I'd been wanting to read more of his work, and I have another book of his, "Human Wishes," sitting on my shelf--if not entirely unread, merely browsed so far. I lucked out and found two poems from his new book at the end of a fascinating online interview. I usually don't feel like getting too political on this blog, but I couldn't help but think about last week's contribution from D Elzey from a book of poems entitled "America at War." This Hass poem would make a great addition, methinks:
From Horace: Three Imitations
Odes, 3.2 Angustam amice pauperiem pati
Let the young, toughened by a soldier’s training,
Learn to bear hardship gladly
And to terrify Parthian insurgents
From the turrets of their formidable tanks.
Also to walk so easily under desert skies
That the mother of some young Sunni
Will see a marine in the dusty streets
And turn to the daughter-in-law beside her
And say with a shudder: Pray God our boy
Doesn’t stir up that Roman animal
Whom a cruel rage for blood would drive
Straight to the middle of any slaughter...
Click here to read the rest of the poem. More crown sonnets and Poetry Friday contributions can be found at A Wrung Sponge.
It seemed fitting that I'd find out about a Berkeley professor winning the Pulitzer on the same day that I was giving something back to the school by volunteering as an interviewer for alumni leadership scholarships. Last night, I spent about four hours in a little room with three other alumni, asking local high school seniors about their leadership experiences. There were 14 interviews, each one of them awe-inspiring and humbling.

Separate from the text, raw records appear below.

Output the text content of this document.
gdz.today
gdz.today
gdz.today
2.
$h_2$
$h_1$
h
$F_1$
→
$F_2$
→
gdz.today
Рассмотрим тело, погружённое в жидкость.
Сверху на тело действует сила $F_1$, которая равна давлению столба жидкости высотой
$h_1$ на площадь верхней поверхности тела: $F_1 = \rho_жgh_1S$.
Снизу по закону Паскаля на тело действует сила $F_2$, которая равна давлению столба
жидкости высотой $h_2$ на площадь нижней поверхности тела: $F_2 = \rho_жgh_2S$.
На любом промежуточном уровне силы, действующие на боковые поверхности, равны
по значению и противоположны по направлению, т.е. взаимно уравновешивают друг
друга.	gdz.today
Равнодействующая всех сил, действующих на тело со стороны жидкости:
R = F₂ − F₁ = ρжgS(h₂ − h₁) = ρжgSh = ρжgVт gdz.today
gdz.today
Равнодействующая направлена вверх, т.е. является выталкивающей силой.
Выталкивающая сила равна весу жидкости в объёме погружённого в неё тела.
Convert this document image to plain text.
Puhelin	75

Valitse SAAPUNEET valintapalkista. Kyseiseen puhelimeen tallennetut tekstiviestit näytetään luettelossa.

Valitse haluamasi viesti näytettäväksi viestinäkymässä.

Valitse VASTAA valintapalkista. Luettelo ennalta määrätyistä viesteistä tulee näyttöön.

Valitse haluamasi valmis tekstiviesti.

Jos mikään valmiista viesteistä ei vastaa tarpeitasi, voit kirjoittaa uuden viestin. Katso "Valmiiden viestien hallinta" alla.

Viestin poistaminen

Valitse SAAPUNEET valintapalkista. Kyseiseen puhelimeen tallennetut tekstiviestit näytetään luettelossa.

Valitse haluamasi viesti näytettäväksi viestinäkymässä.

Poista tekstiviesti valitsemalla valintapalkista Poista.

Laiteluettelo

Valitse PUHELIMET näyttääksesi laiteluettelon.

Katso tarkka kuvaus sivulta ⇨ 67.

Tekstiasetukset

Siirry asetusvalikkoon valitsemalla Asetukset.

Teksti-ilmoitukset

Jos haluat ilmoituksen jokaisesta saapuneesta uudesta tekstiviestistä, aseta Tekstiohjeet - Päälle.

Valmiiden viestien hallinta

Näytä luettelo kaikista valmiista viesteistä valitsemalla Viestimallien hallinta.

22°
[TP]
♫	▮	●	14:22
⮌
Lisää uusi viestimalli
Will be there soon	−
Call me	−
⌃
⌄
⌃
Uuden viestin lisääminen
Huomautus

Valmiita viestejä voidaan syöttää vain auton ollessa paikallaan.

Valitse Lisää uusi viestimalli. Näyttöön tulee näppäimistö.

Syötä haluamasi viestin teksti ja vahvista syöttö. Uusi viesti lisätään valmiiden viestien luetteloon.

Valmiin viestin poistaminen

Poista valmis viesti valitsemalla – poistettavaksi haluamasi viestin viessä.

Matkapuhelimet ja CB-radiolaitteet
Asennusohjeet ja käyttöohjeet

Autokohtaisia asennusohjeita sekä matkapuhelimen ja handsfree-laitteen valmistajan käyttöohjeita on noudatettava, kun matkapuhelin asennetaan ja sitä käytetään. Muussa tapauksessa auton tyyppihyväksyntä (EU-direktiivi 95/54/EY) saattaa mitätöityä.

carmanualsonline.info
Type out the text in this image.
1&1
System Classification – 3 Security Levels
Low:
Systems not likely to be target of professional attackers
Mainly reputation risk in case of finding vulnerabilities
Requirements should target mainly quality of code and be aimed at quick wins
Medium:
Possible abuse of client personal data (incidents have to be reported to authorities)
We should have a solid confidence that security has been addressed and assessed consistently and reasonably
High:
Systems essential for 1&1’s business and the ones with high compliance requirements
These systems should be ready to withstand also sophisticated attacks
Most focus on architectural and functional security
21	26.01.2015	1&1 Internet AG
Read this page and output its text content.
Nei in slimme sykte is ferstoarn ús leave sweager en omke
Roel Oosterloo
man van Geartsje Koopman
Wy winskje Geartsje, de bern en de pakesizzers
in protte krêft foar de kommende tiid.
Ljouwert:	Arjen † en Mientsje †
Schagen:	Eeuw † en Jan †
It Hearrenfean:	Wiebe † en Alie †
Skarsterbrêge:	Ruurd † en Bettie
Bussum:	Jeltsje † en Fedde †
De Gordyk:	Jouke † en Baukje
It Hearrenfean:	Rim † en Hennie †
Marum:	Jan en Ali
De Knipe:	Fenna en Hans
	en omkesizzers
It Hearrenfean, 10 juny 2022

When I write about young adults, I usually try to write about characters who are intelligent, creative, and relatively socially aware and busy; but these students were exceptional. It made me wonder: do I "dumb down" my characters, make them less complex and active than they could be? Do any of you other writers find yourself struggling over how much your characters should achieve in order to remain realistic and/or still appeal to the non-overachievers out there? I'm curious!